Medicine truly has come a long way in terms of how diagnoses are conducted, how patients locate and communicate with doctors, how payments are made, etc. Our society seems to be so forward-thinking that we can’t, or don’t seem to have the time to, recall all of the great things that have been achieved in healthcare. The movement towards EMRs marks yet another milestone that will have its bumps for many, but in the coming years I think those who implemented them will look back and appreciate that technological feat.
As a patient and mom-to-little-patients, I’ve definitely found the internet has changed so much about my thinking when it comes to research and doctors’ appointments.
When I had PIH with my first pregnancy and Grace was a premie and SGA, I used what I could find on the internet to reassure me. What I found made me feel so much better about my brand-new firstborn, especially when the neonatologist just didn’t have much spare time during rounds (understandably…not complaining) to reassure a very nervous new mom. So what I could find then was very helpful, and assisted me in whittling my million questions down to the critical few.
Back when I got my glaucoma diagnosis–in the dinosaur days of the “worldwide web”–I tried, but couldn’t find much about the disease online. That’s probably good, since I had to talk to my opthalmologist and a friend who was finishing his residency, ask all my questions that way, and not scare the bejesus out of myself reading all the stories I find out there now.
When I got my retinitis pigmentosa diagnosis earlier this year, though, I burst into tears after googling that disease and reading about people no longer able to drive 3 months post-diagnosis. So that just scared me, without really benefiting me in any way. I think that’s a downfall of information on the web; if it’s not ultra-general, it’s often from folks who have had really bad experiences and thus are motivated to post.
Though I do research my kids’ conditions and symptoms, I think I’m kind of a closet researcher; I never want to tell the doc that I searched and read all over the web, for fear of looking like I think I’m an armchair physician and as though I’m trying to second-guess his/her expertise.
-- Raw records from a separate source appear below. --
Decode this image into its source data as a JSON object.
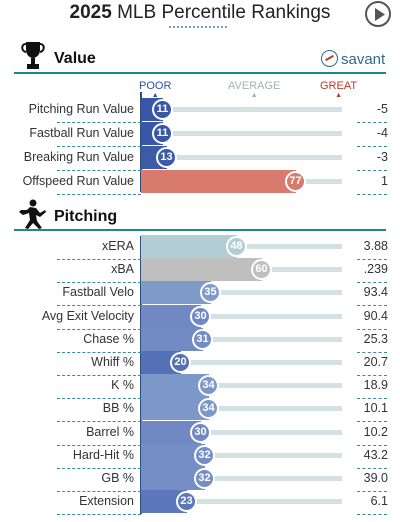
{
  "header": {
    "title_bold": "2025",
    "title_rest": " MLB Percentile Rankings"
  },
  "value_section": {
    "label": "Value",
    "icon": "trophy-icon",
    "brand": "savant"
  },
  "scale": {
    "poor": "POOR",
    "average": "AVERAGE",
    "great": "GREAT"
  },
  "value_rows": [
    {
      "name": "Pitching Run Value",
      "pct": 11,
      "value": "-5",
      "color": "#3a56a8"
    },
    {
      "name": "Fastball Run Value",
      "pct": 11,
      "value": "-4",
      "color": "#3a56a8"
    },
    {
      "name": "Breaking Run Value",
      "pct": 13,
      "value": "-3",
      "color": "#3d5aa9"
    },
    {
      "name": "Offspeed Run Value",
      "pct": 77,
      "value": "1",
      "color": "#d87a6e"
    }
  ],
  "pitching_section": {
    "label": "Pitching",
    "icon": "pitcher-icon"
  },
  "pitching_rows": [
    {
      "name": "xERA",
      "pct": 48,
      "value": "3.88",
      "color": "#b3cdd4"
    },
    {
      "name": "xBA",
      "pct": 60,
      "value": ".239",
      "color": "#bfbfbf"
    },
    {
      "name": "Fastball Velo",
      "pct": 35,
      "value": "93.4",
      "color": "#7f9ac9"
    },
    {
      "name": "Avg Exit Velocity",
      "pct": 30,
      "value": "90.4",
      "color": "#7089c3"
    },
    {
      "name": "Chase %",
      "pct": 31,
      "value": "25.3",
      "color": "#728bc4"
    },
    {
      "name": "Whiff %",
      "pct": 20,
      "value": "20.7",
      "color": "#5470b6"
    },
    {
      "name": "K %",
      "pct": 34,
      "value": "18.9",
      "color": "#7c97c9"
    },
    {
      "name": "BB %",
      "pct": 34,
      "value": "10.1",
      "color": "#7c97c9"
    },
    {
      "name": "Barrel %",
      "pct": 30,
      "value": "10.2",
      "color": "#7089c3"
    },
    {
      "name": "Hard-Hit %",
      "pct": 32,
      "value": "43.2",
      "color": "#758fc6"
    },
    {
      "name": "GB %",
      "pct": 32,
      "value": "39.0",
      "color": "#758fc6"
    },
    {
      "name": "Extension",
      "pct": 23,
      "value": "6.1",
      "color": "#5c77ba"
    }
  ]
}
I think like most parents, I just want to know all I can…not wanting to say, “I saw such-and-such on the internet last night” does complicate things, though. Sometimes, I walk away from an appointment wondering how I could have somehow asked about something I read without looking like I doubted what the physician said. My parents completely relied on the mom-grapevine and the doctor, whether that was right or wrong. Now, I feel like I need to find a balance between doing my due diligence and giving full weight and respect to what our physicians tell us.
–Don’t know if that is at all the info you’re looking for, but wanted to share! I could go on and on with the examples, but I think I’ve taken up enough space already…apologies for the comment length, and thanks for reading!
As a stroke survivor I don’t think I could have survived 20 years ago with out the internet and the ability to connect to other survivors who have all the needed information. Doctors in this case are completely befuddled and out-of-date. The world is changing too fast for the current static information delivery dispensation, which takes 20-30 years to be disseminated. For settled diseases this may be ok.